Antonio Di Pietro: «La protesta dei trattori crescerà»
«Lavoro la terra che mi ha lasciato mio padre: olio, vino, grano, orzo. Per me, mia sorella, i miei figli e chi mi vuol bene». Lo dice in un'intervista a La Stampa l'ex leader dell'Italia dei Valori Antonio Di Pietro: «L'amore per la terra è ancora forte, il problema è che non dà più da vivere a nessuno» aggiunge l'ex ministro convinto che la protesta dei trattori «crescerà». In tv «vediamo grandi distese di campi. Una cartolina. La realtà è fatta di famiglie che devono campare con 15-20 ettari» ed è «impossibile». Di Pietro ha «una buona pensione e 20 ettari. C'è chi si fa le settimane bianche e chi pota gli ulivi. Io non devo campare, mi diverto, ma i miei colleghi qui sono disperati».
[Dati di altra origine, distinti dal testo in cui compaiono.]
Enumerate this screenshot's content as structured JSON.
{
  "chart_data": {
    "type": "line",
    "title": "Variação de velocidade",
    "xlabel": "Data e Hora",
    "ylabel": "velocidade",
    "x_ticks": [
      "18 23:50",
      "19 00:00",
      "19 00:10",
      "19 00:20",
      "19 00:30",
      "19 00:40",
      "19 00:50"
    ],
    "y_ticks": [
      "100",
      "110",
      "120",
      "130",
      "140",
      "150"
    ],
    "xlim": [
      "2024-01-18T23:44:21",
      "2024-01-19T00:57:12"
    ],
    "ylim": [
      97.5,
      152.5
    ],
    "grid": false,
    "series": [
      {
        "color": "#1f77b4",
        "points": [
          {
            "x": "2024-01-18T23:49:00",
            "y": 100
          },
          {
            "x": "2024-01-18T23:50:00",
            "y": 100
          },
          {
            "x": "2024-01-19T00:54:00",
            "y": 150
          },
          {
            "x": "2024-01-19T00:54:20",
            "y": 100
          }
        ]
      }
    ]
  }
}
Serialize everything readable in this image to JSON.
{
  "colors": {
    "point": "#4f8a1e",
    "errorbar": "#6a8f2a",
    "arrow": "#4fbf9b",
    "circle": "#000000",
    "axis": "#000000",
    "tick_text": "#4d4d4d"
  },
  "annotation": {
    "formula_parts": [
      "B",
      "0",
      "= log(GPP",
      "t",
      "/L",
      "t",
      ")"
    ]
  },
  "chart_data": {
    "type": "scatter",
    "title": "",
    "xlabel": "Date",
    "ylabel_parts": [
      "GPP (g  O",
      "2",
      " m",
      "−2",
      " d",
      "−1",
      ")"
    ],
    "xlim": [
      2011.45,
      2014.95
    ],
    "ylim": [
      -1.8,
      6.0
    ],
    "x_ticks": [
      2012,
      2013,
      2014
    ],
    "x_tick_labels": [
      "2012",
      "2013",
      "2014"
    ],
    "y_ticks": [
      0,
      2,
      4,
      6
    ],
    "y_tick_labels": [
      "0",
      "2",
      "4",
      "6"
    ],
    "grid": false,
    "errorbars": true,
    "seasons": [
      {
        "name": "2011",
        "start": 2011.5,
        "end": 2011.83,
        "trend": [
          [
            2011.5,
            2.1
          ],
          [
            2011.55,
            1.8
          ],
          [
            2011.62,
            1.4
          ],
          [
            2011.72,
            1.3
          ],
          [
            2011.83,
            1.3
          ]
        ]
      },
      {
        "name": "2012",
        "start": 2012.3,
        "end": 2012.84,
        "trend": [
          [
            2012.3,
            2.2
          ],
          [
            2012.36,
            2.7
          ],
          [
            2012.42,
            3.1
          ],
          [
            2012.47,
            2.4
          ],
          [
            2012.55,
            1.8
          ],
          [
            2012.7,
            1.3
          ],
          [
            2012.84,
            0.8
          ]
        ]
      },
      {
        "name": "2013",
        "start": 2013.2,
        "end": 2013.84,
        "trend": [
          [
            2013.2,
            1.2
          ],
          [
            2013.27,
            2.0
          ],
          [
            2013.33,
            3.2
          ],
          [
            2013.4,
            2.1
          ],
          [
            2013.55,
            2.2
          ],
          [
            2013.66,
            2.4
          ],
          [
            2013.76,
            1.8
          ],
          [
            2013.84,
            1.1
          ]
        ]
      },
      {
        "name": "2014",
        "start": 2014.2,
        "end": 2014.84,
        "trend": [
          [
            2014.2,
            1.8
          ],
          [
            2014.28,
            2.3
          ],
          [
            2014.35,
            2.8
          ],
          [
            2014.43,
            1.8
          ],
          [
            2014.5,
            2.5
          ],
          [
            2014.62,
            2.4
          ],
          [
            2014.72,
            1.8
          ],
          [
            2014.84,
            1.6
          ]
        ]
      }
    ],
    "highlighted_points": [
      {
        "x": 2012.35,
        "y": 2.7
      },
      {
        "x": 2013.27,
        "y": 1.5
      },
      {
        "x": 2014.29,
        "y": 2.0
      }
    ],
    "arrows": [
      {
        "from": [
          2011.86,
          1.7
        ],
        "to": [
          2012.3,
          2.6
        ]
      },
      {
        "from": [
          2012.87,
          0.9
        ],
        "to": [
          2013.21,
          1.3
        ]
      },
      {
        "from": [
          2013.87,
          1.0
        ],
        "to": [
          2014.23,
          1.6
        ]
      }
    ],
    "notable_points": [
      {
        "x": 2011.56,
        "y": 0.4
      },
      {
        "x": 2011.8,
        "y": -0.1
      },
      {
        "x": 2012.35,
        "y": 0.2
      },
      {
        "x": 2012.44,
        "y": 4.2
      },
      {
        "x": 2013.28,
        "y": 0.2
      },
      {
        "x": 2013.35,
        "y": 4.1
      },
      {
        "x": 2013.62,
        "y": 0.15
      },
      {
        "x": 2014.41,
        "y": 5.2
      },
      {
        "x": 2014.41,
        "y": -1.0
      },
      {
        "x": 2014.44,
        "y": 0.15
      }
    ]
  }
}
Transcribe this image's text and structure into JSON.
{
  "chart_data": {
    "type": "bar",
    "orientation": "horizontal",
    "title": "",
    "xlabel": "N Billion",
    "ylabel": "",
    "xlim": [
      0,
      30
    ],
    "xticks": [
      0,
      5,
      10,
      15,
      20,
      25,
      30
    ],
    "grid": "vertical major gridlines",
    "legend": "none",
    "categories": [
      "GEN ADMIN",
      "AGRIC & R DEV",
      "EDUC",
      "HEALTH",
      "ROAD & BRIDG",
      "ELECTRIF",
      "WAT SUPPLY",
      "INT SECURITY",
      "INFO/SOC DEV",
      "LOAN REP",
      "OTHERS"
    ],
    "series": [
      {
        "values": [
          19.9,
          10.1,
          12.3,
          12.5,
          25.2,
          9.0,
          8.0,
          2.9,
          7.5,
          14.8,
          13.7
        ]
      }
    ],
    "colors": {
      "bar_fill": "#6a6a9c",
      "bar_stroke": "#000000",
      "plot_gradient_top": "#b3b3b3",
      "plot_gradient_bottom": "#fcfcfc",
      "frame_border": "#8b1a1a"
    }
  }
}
I principali problemi sono «un'infinità - spiega - I macchinari sono inavvicinabili. La manodopera non si trova: fatico a farmi potare gli ulivi e le viti. I cinghiali distruggono tutto. Poi, nel Centro-Sud non c'è irrigazione: guardiamo il cielo sperando che piova». Le multinazionali «fanno i loro interessi. Il problema è chi permette che realizzino maxi-profitti alle spalle del sistema produttivo diffuso». Gli agricoltori che protestano dicono che è tutta colpa dell'Europa e «hanno ragione. L'Europa sì che potrebbe fare qualcosa. Invece impone regole uguali per tutti, che siano grandi o piccole aziende, sulle colline molisane o nella sterminata pianura tedesca. Come se tutti potessero produrre le stesse cose, nello stesso modo e al medesimo costo». Poi c'è la burocrazia, «un'elefantiaca produzione di divieti e obblighi. Così i piccoli vengono fagocitati». Di Pietro partecipa alla protesta degli agricoltori «a modo mio - sottolinea - idealmente e mettendomi a disposizione. Da qui passano in tanti: chi ha un problema con l'Agenzia delle entrate, con le banche, chi ha bisogno di un consiglio. La porta è sempre aperta».

 

Cina supera Giappone come più grande esportatore di auto
Nel 2023 la Cina ha superato il Giappone come maggiore esportatore di automobili al mondo. L'ha affermato oggi la Japan Automobile Manufacturers Association (JAMA), secondo quanto riporta l'agenzia di stampa France Presse. Il Giappone ha esportato 4,42 milioni di veicoli nel 2023, secondo i dati JAMA, rispetto ai 4,91 milioni esportati dalla Cina, come riportato questo mese dalla China Association of Automobile Manufacturers. L'ufficio doganale cinese ha fissato il numero ancora più alto a 5,22 milioni, un enorme aumento su base annua del 57%, di cui un veicolo su tre è completamente elettrico

 A differenza delle loro controparti cinesi, le case automobilistiche giapponesi, inclusa la Toyota - la più grande azienda mondiale per unità vendute -, producono tuttavia enormi volumi di veicoli anche in altri paesi. Nel 2022, la produzione di veicoli in Giappone, escluse le motociclette, è stata pari a 7,84 milioni di unità, ma la produzione all'estero è stata di quasi 17 milioni di unità. Invece di modelli completamente elettrici, i produttori giapponesi scommettono da tempo sugli ibridi che combinano alimentazione a batteria e motori a combustione interna, un'area di cui sono stati pionieri con veicoli del calibro della Toyota Prius. Nel 2022, solo l'1,7% delle auto vendute in Giappone erano elettriche, rispetto a circa il 15% nell'Europa occidentale, al 5,3% negli Stati Uniti e quasi una su cinque in Cina. Le case automobilistiche giapponesi intendono rafforzare la loro produzione di veicoli elettrici, a partire dalla Toyota che punta a vendere 1,5 milioni di veicoli elettrici all'anno entro il 2026 e 3,5 milioni entro il 2030.